ASX-listed ANZ Group Holding Limited (AU:ANZ) achieved a “Perfect 10” ranking on the TipRanks Smart Score Tool. It was added to the list yesterday, highlighting an increased likelihood for the stock to exceed the market’s returns. Analysts have classified the stock as a Strong Buy and are also forecasting a moderate potential gain of 8%.
The TipRanks Smart Score tool offers insights into a stock’s potential to outperform general market returns by allocating a rating from one to ten. This score is derived from the evaluation of eight distinct factors, such as hedge fund activities, fundamental analysis, analyst ratings, technical analysis, and more.
Here, the Q3 trading update by the bank, recent Buy ratings from analysts, and a Buy signal from technical analysis propelled the share to the “Perfect 10” club.
Let’s dig deeper.
Yesterday, Citi analyst Brendan Sproules confirmed his Buy rating on the stock with a forecast of 9% in the ANZ share price. Sproules was optimistic about the stock after its Q2 earnings in May and termed them “better results than many investors feared.” Similarly, the Q3 trading update issued by the bank last week again got Sproules’ attention.
Nine days ago, J.P. Morgan analyst Andrew Triggs also reiterated his Buy rating on the stock, predicting a growth rate of 7%.
During its third quarter, the bank noted ongoing expansion in retail and institutional customer deposits. Mortgage payments experienced a slight increase during the quarter, although they remained below historical benchmarks. ANZ’s provision for potential bad and doubtful debts, reflecting future uncertainties, amounted to AU$77 million, which was lower than analysts’ expectations.
What is the Future of the ANZ Share Price?
Australian banks have remained a popular option among investors for a long time now and are considered a safe choice. The ANZ share price has experienced a gain of over 11% so far this year.
The ANZ share price forecast is AU$26.8, which offers a modest growth rate of 8% from the current price. This price ranges from a high forecast of AU$30.9 to a low forecast of AU$25.03.

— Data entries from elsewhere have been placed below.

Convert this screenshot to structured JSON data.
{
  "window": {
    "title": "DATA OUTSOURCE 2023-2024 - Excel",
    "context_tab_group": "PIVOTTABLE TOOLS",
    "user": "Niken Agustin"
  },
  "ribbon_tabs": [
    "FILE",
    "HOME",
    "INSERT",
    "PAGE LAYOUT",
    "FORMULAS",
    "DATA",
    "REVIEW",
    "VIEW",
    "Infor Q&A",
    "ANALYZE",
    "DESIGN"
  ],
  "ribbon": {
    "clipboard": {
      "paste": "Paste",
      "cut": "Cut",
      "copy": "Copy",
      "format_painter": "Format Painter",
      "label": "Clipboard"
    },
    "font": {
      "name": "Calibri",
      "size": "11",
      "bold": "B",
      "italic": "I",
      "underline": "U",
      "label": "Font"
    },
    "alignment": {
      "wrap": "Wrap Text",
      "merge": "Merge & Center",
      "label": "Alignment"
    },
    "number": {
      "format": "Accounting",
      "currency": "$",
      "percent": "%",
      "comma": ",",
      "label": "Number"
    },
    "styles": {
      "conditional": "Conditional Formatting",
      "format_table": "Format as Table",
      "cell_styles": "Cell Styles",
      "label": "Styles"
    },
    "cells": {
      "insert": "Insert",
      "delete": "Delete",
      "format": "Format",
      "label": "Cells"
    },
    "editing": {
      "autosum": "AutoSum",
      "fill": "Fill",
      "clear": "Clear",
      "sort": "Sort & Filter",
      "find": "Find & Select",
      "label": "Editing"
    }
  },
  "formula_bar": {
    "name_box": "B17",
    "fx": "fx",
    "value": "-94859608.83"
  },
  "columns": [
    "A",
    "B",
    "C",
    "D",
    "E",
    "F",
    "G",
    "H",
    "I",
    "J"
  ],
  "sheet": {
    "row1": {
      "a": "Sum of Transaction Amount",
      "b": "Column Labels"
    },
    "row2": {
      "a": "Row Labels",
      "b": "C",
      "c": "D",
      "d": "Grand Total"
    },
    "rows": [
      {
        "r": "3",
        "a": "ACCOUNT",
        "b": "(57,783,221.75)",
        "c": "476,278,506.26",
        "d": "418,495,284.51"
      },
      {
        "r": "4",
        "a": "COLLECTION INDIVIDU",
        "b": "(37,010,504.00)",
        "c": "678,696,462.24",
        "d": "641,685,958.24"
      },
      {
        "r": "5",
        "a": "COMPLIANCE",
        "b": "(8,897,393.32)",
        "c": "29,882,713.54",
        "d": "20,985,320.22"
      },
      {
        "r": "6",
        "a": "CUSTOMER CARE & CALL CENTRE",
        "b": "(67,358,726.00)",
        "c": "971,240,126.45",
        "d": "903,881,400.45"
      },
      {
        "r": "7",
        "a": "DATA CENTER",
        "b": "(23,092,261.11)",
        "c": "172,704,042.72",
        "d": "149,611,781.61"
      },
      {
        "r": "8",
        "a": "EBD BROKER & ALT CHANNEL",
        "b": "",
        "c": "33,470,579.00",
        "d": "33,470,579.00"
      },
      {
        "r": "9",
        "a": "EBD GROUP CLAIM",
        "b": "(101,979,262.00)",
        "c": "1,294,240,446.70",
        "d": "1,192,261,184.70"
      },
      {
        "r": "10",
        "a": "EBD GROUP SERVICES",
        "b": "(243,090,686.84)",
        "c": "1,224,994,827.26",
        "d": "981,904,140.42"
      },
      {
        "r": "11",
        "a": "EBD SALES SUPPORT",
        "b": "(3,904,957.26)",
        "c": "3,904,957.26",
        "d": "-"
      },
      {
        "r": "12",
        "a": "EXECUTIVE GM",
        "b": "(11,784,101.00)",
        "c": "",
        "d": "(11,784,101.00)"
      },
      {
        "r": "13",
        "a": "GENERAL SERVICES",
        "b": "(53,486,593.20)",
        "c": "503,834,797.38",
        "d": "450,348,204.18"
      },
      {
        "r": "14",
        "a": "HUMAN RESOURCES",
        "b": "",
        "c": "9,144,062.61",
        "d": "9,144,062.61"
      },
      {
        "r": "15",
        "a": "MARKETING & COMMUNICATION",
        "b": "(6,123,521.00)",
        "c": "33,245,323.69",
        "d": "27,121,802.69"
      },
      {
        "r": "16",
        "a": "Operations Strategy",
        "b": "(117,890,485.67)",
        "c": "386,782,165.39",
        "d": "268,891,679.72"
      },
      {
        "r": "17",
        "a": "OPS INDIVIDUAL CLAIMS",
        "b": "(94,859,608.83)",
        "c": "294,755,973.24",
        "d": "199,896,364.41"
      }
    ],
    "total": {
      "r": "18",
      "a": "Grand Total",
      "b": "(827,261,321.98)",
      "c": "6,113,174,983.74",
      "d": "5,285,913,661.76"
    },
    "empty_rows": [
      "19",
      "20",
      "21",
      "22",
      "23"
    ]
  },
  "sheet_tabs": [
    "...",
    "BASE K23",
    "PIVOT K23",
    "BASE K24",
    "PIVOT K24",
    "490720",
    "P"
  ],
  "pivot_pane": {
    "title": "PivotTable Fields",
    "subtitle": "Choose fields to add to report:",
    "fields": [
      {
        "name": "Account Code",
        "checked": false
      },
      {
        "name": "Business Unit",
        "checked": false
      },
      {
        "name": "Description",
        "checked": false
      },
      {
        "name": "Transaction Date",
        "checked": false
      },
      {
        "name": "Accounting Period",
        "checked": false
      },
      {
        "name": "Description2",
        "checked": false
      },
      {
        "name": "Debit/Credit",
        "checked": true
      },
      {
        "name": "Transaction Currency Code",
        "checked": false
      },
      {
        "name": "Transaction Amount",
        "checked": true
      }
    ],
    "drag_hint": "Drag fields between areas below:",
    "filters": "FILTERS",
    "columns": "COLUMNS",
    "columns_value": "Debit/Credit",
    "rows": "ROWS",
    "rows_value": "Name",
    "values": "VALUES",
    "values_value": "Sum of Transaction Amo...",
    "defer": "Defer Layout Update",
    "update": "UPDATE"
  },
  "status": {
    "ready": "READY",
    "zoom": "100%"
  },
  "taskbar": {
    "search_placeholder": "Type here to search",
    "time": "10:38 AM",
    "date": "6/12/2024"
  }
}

According to TipRanks’ analyst consensus, ANZ stock has received a Strong Buy rating based on seven Buy and two Hold recommendations.
Similar to its peers, ANZ Group is also currently reflecting trends associated with mounting financial strain among mortgage customers due to increased interest rates and higher living expenses. Nonetheless, the elevated deposits and reduced impairment charges as indicated in the trading update have prompted analysts to expect a consensus upward adjustment for fiscal 2023 cash earnings.
The inclusion in the “Perfect 10” Smart Score list, along with the favorable ratings, adds greater reinforcement to the investment proposition.